Modeling human diseases in a lab dish is very difficult because, quite simply, the human body is complicated. For any given condition, there are many different biological factors and types of cells involved. Simply growing some cells in a dish makes for a poor representation of the real thing, researchers say.
This is where organoids come in. As the name suggests, organoids are intended to function as miniature versions of organs. They are made by growing cells in three-dimensional cultures so that they more closely resemble the structures and interactions found in actual human tissues.
“The organoids form ‘avatars,’ as it were, of the diseased tissue and can also be used to test the effect of drugs and new drug candidates,” Hugo Vankelecom, PhD, a professor at the University of Leuven, in Belgium, and co-author of the study, said in a press release.
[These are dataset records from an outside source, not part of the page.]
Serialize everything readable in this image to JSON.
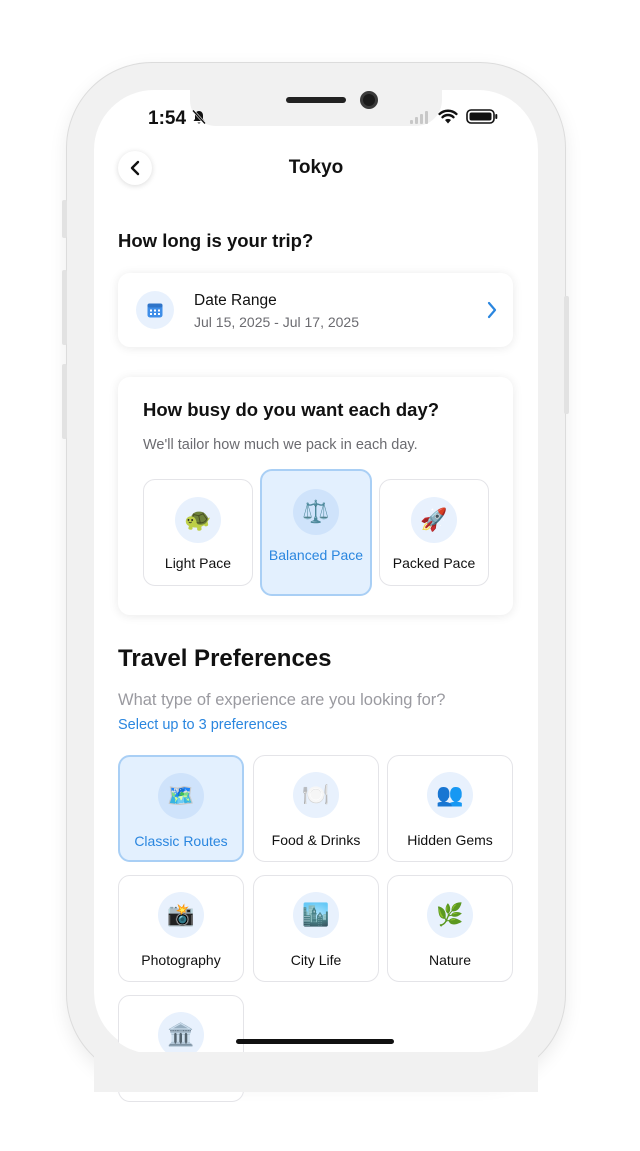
{
  "status_bar": {
    "time": "1:54"
  },
  "header": {
    "title": "Tokyo"
  },
  "trip_length": {
    "question": "How long is your trip?",
    "date_label": "Date Range",
    "date_value": "Jul 15, 2025 - Jul 17, 2025"
  },
  "pace": {
    "question": "How busy do you want each day?",
    "subtitle": "We'll tailor how much we pack in each day.",
    "options": [
      {
        "label": "Light Pace",
        "icon": "🐢",
        "icon_name": "turtle-icon",
        "selected": false
      },
      {
        "label": "Balanced Pace",
        "icon": "⚖️",
        "icon_name": "scales-icon",
        "selected": true
      },
      {
        "label": "Packed Pace",
        "icon": "🚀",
        "icon_name": "rocket-icon",
        "selected": false
      }
    ]
  },
  "preferences": {
    "title": "Travel Preferences",
    "subtitle": "What type of experience are you looking for?",
    "limit": "Select up to 3 preferences",
    "items": [
      {
        "label": "Classic Routes",
        "icon": "🗺️",
        "icon_name": "map-icon",
        "selected": true
      },
      {
        "label": "Food & Drinks",
        "icon": "🍽️",
        "icon_name": "plate-icon",
        "selected": false
      },
      {
        "label": "Hidden Gems",
        "icon": "👥",
        "icon_name": "people-icon",
        "selected": false
      },
      {
        "label": "Photography",
        "icon": "📸",
        "icon_name": "camera-icon",
        "selected": false
      },
      {
        "label": "City Life",
        "icon": "🏙️",
        "icon_name": "city-icon",
        "selected": false
      },
      {
        "label": "Nature",
        "icon": "🌿",
        "icon_name": "leaf-icon",
        "selected": false
      },
      {
        "label": "",
        "icon": "🏛️",
        "icon_name": "museum-icon",
        "selected": false
      }
    ]
  },
  "colors": {
    "accent": "#2a86df",
    "selected_bg": "#e3f0fe",
    "icon_bg": "#e8f1fd"
  }
}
In a previously published paper, Vankelecom and colleagues described their work in creating a new generation of organoids from healthy endometrium, the tissue that lines the inside of the uterus. The scientists used mouse and human tissue to establish the three-dimensional models.
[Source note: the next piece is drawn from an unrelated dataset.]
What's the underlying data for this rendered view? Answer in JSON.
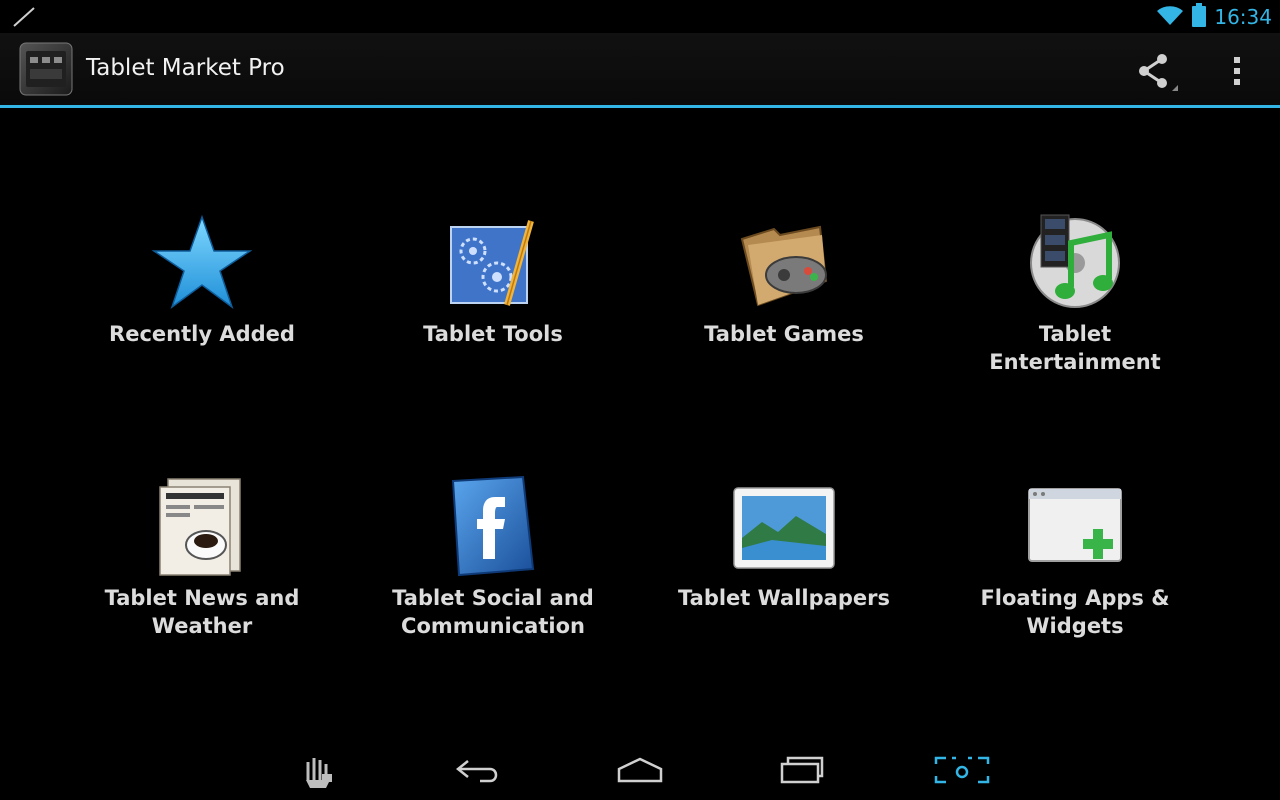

In the new study, they used similar techniques to generate organoids from diseased endometrial tissue, including endometriosis and endometrial cancer. The researchers confirmed that these organoids maintained the traits — specifically, the mutations — similar to those seen in cells from these conditions in people. The organoids also grew into similar lesions when they were implanted in mice.
Furthermore, the researchers showed that the cancer organoids responded to chemotherapeutics in a patient-specific manner. That means that organoids made with different patients’ cells responded to different drugs. This is also what happens in real life — and it may have future implications for more precise and personalized treatment of endometrial cancer.
“In summary, we developed multiple organoid models that capture endometrial disease diversity and will provide powerful research models and drug screening and discovery tools,” they said.
Further study will show whether such tests can be of help in the clinical treatment of individual patients, they added.
“We now have a biobank of organoids from endometrium in healthy and diseased conditions. This can help us discover how an aberrantly functioning endometrium causes infertility and then look for treatments,” said Vankelecom. “Our new research model offers the potential to better understand and eventually treat uterine diseases such as endometriosis.”